Oh, sure, the powers that be in Victoria can say nobody could have predicted "this" recession. "This" recession being the worst economic trouble since 1929. If they didn't see "a" recession coming down the slope, they weren't following the headlines since 2007 when the sub-prime mortgage meltdown reared its ugly head south of the 49th parallel.

The latest bad news is the most telling indicator in recent months of how dismal the economic forecast is for the Games themselves. The British Columbia government on Aug. 17 fired Rod Harris, the head of Tourism B.C. Deputy minister Lori Wanamaker took over.

According to its 2008 summary compensation table, Tourism B.C. paid Harris $380,506 in the last fiscal year.

The 15-member board that oversaw the Crown corporation was also turfed. In its place will be a five-to-nine member advisory group. And, by the way, it will no longer be a Crown corporation as of April 1, 2010.

Part of this story was told under a government news release headlined "B.C. strengthens and aligns tourism promotion."

It didn't list the 15 directors who are gone. They are: Museologist Bill Barkley, Whistler Blackcomb president Dave Brownlie, Best Western Inn at Penticton managing partner Colin Campbell, Resorts of the Canadian Rockies general manager Andrew Cohen, North Island College tourism department chair Harley Elias, Accent Inns founding president Terry Farmer, Hells Gate Airtram owner Debbie McKinney, London Drugs chief financial officer Laird Miller, Hupacasath First Nation chief Judith Sayers, Links Investments principal Michael Smith, Prince Rupert Port Authority business development and marketing head Shaun Stevenson, Capilano Suspension Bridge owner Nancy Stibbard, Lexlaur Properties president Allen Tozer, Discovery Club and Oak Bay Beach Hotel owner Kevin Walker and former Vancouver Canucks' president Chris Zimmerman.
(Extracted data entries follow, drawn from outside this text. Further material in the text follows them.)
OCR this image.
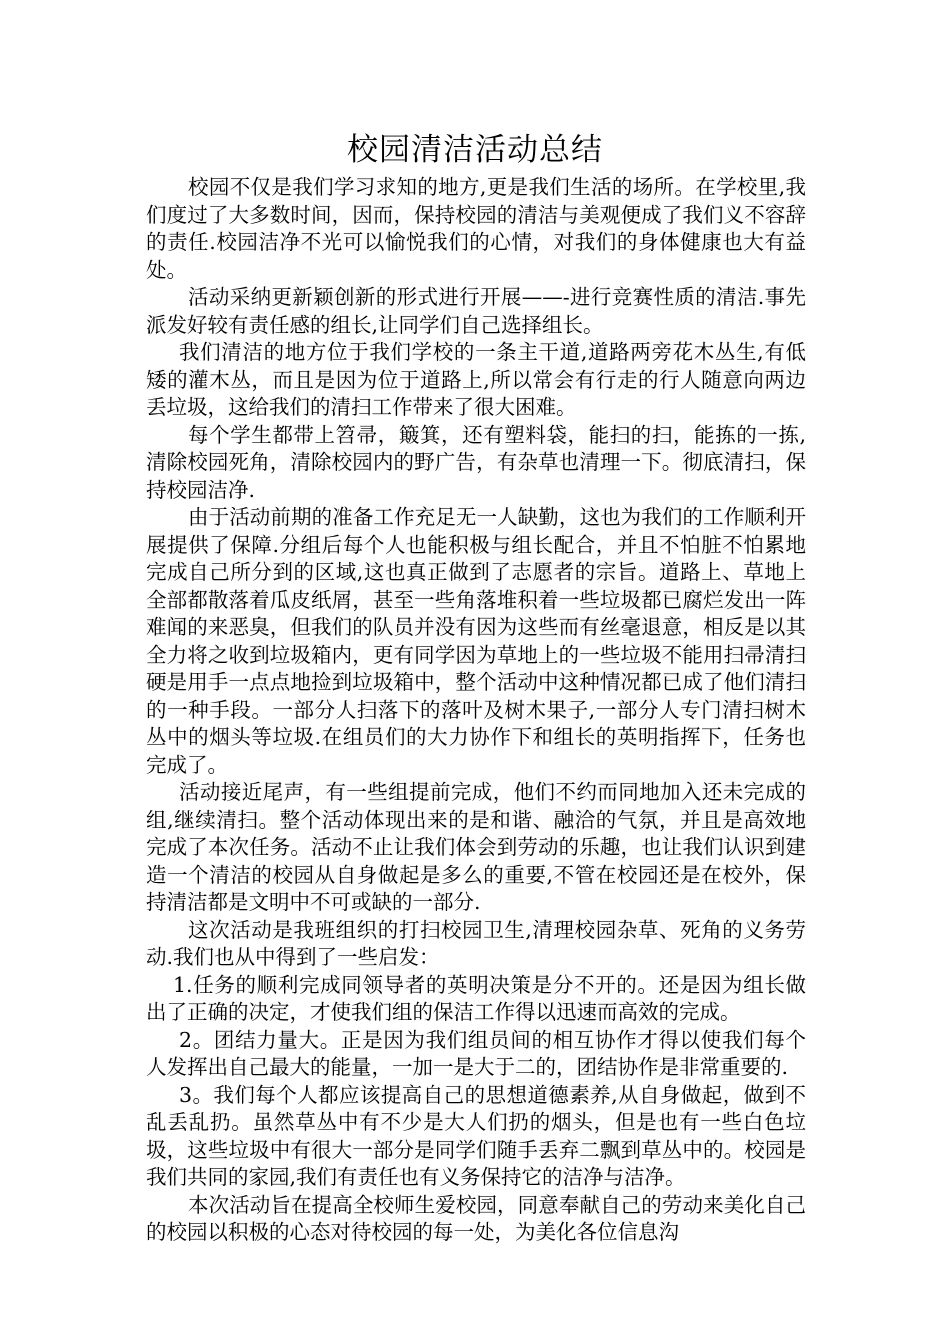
校园清洁活动总结

校园不仅是我们学习求知的地方,更是我们生活的场所。在学校里,我们度过了大多数时间，因而，保持校园的清洁与美观便成了我们义不容辞的责任.校园洁净不光可以愉悦我们的心情，对我们的身体健康也大有益处。

活动采纳更新颖创新的形式进行开展——-进行竞赛性质的清洁.事先派发好较有责任感的组长,让同学们自己选择组长。

我们清洁的地方位于我们学校的一条主干道,道路两旁花木丛生,有低矮的灌木丛，而且是因为位于道路上,所以常会有行走的行人随意向两边丢垃圾，这给我们的清扫工作带来了很大困难。

每个学生都带上笤帚，簸箕，还有塑料袋，能扫的扫，能拣的一拣,清除校园死角，清除校园内的野广告，有杂草也清理一下。彻底清扫，保持校园洁净.

由于活动前期的准备工作充足无一人缺勤，这也为我们的工作顺利开展提供了保障.分组后每个人也能积极与组长配合，并且不怕脏不怕累地完成自己所分到的区域,这也真正做到了志愿者的宗旨。道路上、草地上全部都散落着瓜皮纸屑，甚至一些角落堆积着一些垃圾都已腐烂发出一阵难闻的来恶臭，但我们的队员并没有因为这些而有丝毫退意，相反是以其全力将之收到垃圾箱内，更有同学因为草地上的一些垃圾不能用扫帚清扫硬是用手一点点地捡到垃圾箱中，整个活动中这种情况都已成了他们清扫的一种手段。一部分人扫落下的落叶及树木果子,一部分人专门清扫树木丛中的烟头等垃圾.在组员们的大力协作下和组长的英明指挥下，任务也完成了。

活动接近尾声，有一些组提前完成，他们不约而同地加入还未完成的组,继续清扫。整个活动体现出来的是和谐、融洽的气氛，并且是高效地完成了本次任务。活动不止让我们体会到劳动的乐趣，也让我们认识到建造一个清洁的校园从自身做起是多么的重要,不管在校园还是在校外，保持清洁都是文明中不可或缺的一部分.

这次活动是我班组织的打扫校园卫生,清理校园杂草、死角的义务劳动.我们也从中得到了一些启发：

1.任务的顺利完成同领导者的英明决策是分不开的。还是因为组长做出了正确的决定，才使我们组的保洁工作得以迅速而高效的完成。

2。团结力量大。正是因为我们组员间的相互协作才得以使我们每个人发挥出自己最大的能量，一加一是大于二的，团结协作是非常重要的.

3。我们每个人都应该提高自己的思想道德素养,从自身做起，做到不乱丢乱扔。虽然草丛中有不少是大人们扔的烟头，但是也有一些白色垃圾，这些垃圾中有很大一部分是同学们随手丢弃二飘到草丛中的。校园是我们共同的家园,我们有责任也有义务保持它的洁净与洁净。

本次活动旨在提高全校师生爱校园，同意奉献自己的劳动来美化自己的校园以积极的心态对待校园的每一处，为美化各位信息沟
Something either went horribly wrong inside Tourism B.C. or the Liberal government found a convenient scapegoat. This comes less than six months to go before the biggest tourism promotion in the province's history.

I reported on Aug. 12 that neither the Canadian Tourism Commission nor Tourism B.C. had any records related to attendance or spectator ticket purchases by out-of-province visitors for the 2010 Winter Olympics.

In the same story, VANOC CEO John Furlong claimed the Games would eventually sell-out, but he did not have any ticket sales numbers or dollar figures to back-up his statements when he was asked by me on Aug. 7. If the news really was good, Furlong would have the statistics tattooed on his brain and the entire staff of the media relations department at Campus 2010 would be beating the drum loudly and rapidly.

Based on VANOC disclosures in quarterly reports, the Games have surpassed the halfway point in ticket sales revenue. That's as good as it gets.

By the way, I'm writing from Seattle where I'm taking a short break. That's why I missed the Canada Line debut and the Hockey Canada jersey reveal. The latter was no surprise -- save, perhaps, for the nifty official supplier deal cut with VANOC.

I have been looking for any hint that the next Winter Olympics are scheduled to occur in the next big city to the north. So far, nary a hint.

When I return north via Interstate 5, I expect to see the same "Best Place on Earth" British Columbia propaganda sign that fails to mention the province is hosting the next Winter Olympics.

I covered Torino 2006 and was not the only one surprised by the lack of Olympic fever in Milan, about a 90 minute train ride away. That lack of regional activation was something that Tourism B.C. was supposed to avoid for Vancouver 2010.